We knew that Apple was going to introduce a new chip, but in the end the apple company has exceeded our expectations with the Apple M1 Pro and Apple M1 Max SoCs, two silicones that maintain the ARM architecture at the CPU level and that, of course, raise the bar compared to the previous generation, and in every way, as we will see next. Both will be used in Apple’s new MacBook Pros.
The SoC Apple M1 Pro is manufactured in the process of 5 nm, and yes, as you may have imagined TSMC has been in charge of cooking it. Add a total of 33.7 billion transistors, it has a CPU of up to 10 cores divided into 8 high-performance cores and 2 high-efficiency cores, as we can clearly see in the diagram that Apple has shared.
The two high-efficiency cores add up 4 MB L2 cache, while the eight high-performance cores have 24MB L2 cache. The difference is remarkable, and the same is true of the supported instruction sets. We are facing an important jump compared to the Apple M1 SoC, since it has four high-performance cores and four high-efficiency cores.
The GPU adds 16 graphics cores, which are broken down into a total of 2,048 execution units, what we popularly know as shaders. Its gross power is 5.2 TFLOPs in FP32, a figure that fits with what we can expect from a mid-range graphics card like the GTX 1660, to take a well-known and easy-to-assimilate example. This does not mean that Apple’s GPU performs the same as NVIDIA’s solution in all fields, but it allows us to illustrate quite accurately the great leap that the apple giant has taken.
The Apple M1 Pro SoC maintains the design that we had seen in the Apple M1, which means that the apple company has shaped an SoC that is accompanied by a wide set of elements, including the I / O subsystem, the unit neural processing and memory subsystem. As we can see in the image, the SoC Apple M1 Pro can mount up to 32GB of unified memory with a high bandwidth. The memory is LPDDR5 type, uses a 256-bit bus, and being integrated right next to the SoC it is possible to greatly reduce latency. Raw, it can reach up to 200 GB / s of bandwidth.
Apple has doubled the bandwidth of the previous generation, but has also taken care of the rest of the elements that make up the Apple M1 Pro SoC, such as the multimedia engine, which accelerates H.264, HEVC, ProRes and ProRes RAW. The neural processing unit has 16 cores and can perform up to 11 trillion operations per second, while the Secure Enclave adds a significant layer of security. How could it be otherwise, it is compatible with Intel’s Thunderbolt 4 standard, and with the Apple M1 Pro SoC we can connect up to two external displays.
Apple M1 Max: Uncompromising Power
I think there is no better way to define this chip, a solution that maintains the base of the previous one, since also uses TSMC’s 5nm processBut it comes with major improvements that make a substantial difference to the Apple M1 Pro SoC, especially when it comes to GPU performance, as Apple has doubled the number of graphics cores.
The Apple M1 Max SoC adds 57,000 million transistors, It also uses a ten-core configuration divided into eight high-performance cores and two high-efficiency cores, and maintains the SoC-like approach with all elements integrated on one chip.
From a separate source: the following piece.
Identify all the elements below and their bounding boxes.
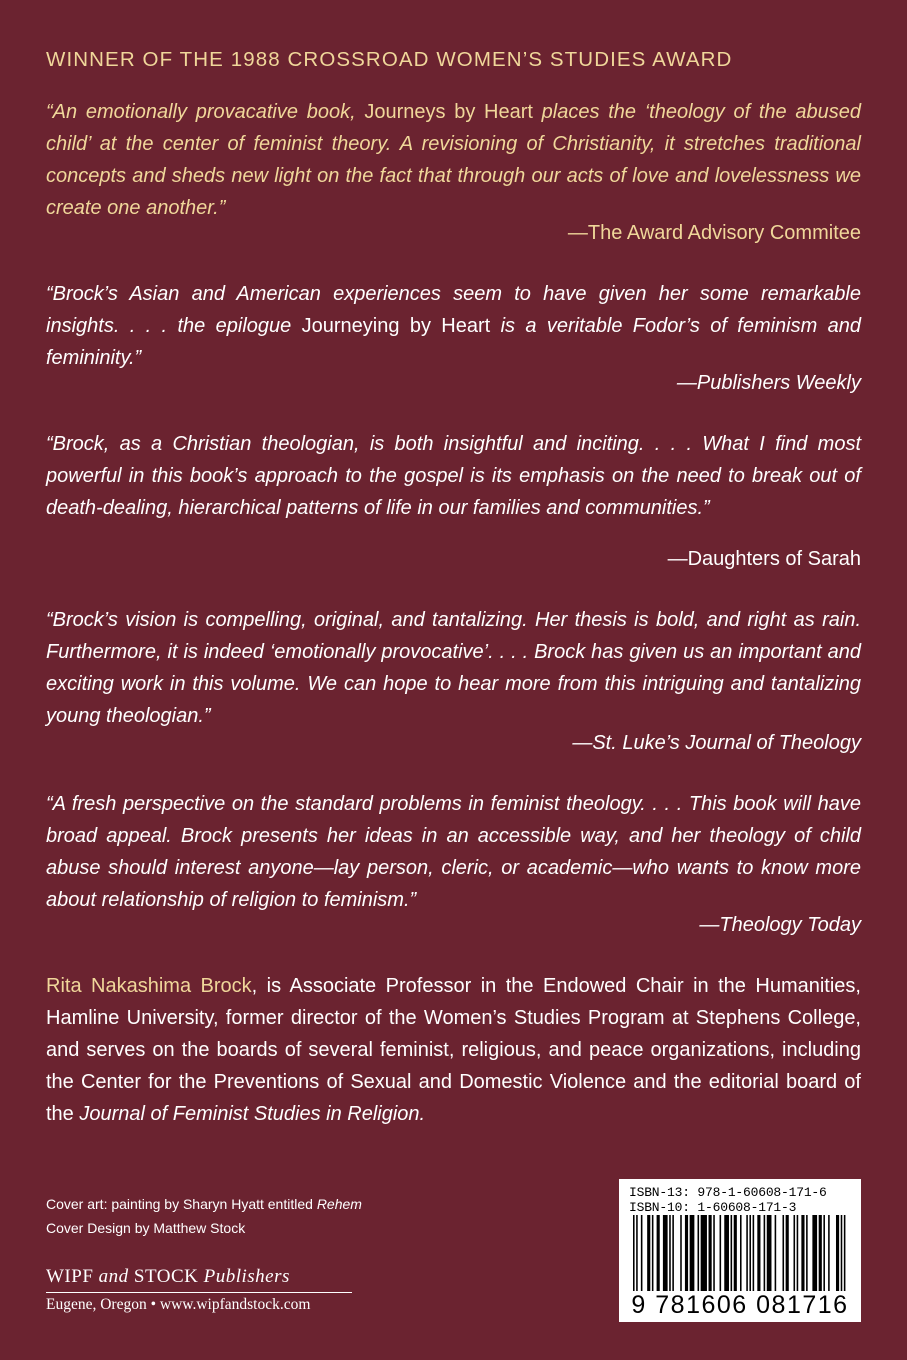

The neural processing unit maintains the 16 cores, which translates into a power of up to 11 trillion operations per second, and has the Secure Enclave and Thunderbolt 4 support. It also retains the same multimedia engine.
However, the differences between the Apple M1 Pro SoC and the Apple M1 Max SoC are, as we anticipated, quite stark. The latter has twice the unified memory, that is, adds up to 64GB of LPDDR5 on a 512-bit bus, which allows doubling the bandwidth (400 GB / s), and presents a very contained latency. It also highlights the support of up to four external displays, and the presence of a much more powerful GPU.
On the GPU of the Apple M1 Max SoC, it is worth delving a little more into its keys, since it is a solution that adds 32 cores graphics, which is equivalent to 4,096 execution units (shaders). This leaves us with a power of 10.4 TFLOPs in FP32, the same that can reach, for example, a GeForce RTX 3050 Mobile. Apply here the same logic that we saw previously, and that is that this comparison should serve as an approximate reference to contextualize that raw performance, but not as an absolute equivalence.